Calculate the pH of a buffer solution containing 1.0 mol/dm3 CH3COONa.
I need a step by step solution and explanation. thank you
If it contains CH3COONa, that acts as a pseudo buffer but it isn't a real buffer. A real buffer would also contain acetic acid, CH3COOH. The pH of a 1 mol/dm^3 sodium acetate solution has a pH of.........
.........CH3COO^- + HOH ==> CH3COOH + OH^-
I..............1 M.................................0...................0
C............-x.....................................x....................x
E...........1-x.....................................x...................x
Kb for CH3COO^- = (Kw/Ka) for CH3COOH) = (x)(x)/(1-x)
Solve for x = (OH^-) and convert to pH. Post your work if you get stuck.
To calculate the pH of a buffer solution containing CH3COONa, you need to consider the dissociation of the acetic acid (CH3COOH) and its conjugate base, acetate ion (CH3COO-).
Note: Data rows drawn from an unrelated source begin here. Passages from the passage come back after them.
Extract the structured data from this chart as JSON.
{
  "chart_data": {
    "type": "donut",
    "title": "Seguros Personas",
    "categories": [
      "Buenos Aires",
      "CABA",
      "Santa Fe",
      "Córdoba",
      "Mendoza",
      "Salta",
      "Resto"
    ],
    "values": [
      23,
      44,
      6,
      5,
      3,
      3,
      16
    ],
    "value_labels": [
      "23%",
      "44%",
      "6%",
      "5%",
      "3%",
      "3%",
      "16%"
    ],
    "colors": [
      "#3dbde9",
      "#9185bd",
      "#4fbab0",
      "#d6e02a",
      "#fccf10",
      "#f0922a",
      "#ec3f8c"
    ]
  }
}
Here's how you can proceed step by step:
Step 1: Write the chemical equation for the dissociation of acetic acid:
CH3COOH ⇌ CH3COO- + H+
Step 2: Determine the concentration of the acetic acid. In this case, it is given that the concentration of CH3COONa is 1.0 mol/dm3. Since CH3COONa is a salt of acetic acid, it dissociates completely, meaning that the concentration of CH3COO- is also 1.0 mol/dm3. So, the initial concentration of CH3COOH is also 1.0 mol/dm3.
Step 3: Use the Henderson-Hasselbalch equation to calculate the pH of the buffer solution:
pH = pKa + log ([A-]/[HA])
where pKa is the acid dissociation constant of acetic acid, [A-] is the concentration of the acetate ion, and [HA] is the concentration of acetic acid.
Step 4: Find the pKa value of acetic acid, which is 4.76.
Step 5: Substitute the values into the Henderson-Hasselbalch equation:
pH = 4.76 + log (1.0/1.0)
Step 6: Simplify the equation:
pH = 4.76 + log (1)
Step 7: Since the logarithm of 1 is equal to 0, the calculation becomes:
pH = 4.76 + 0
pH = 4.76
Therefore, the pH of the buffer solution containing 1.0 mol/dm3 CH3COONa is 4.76.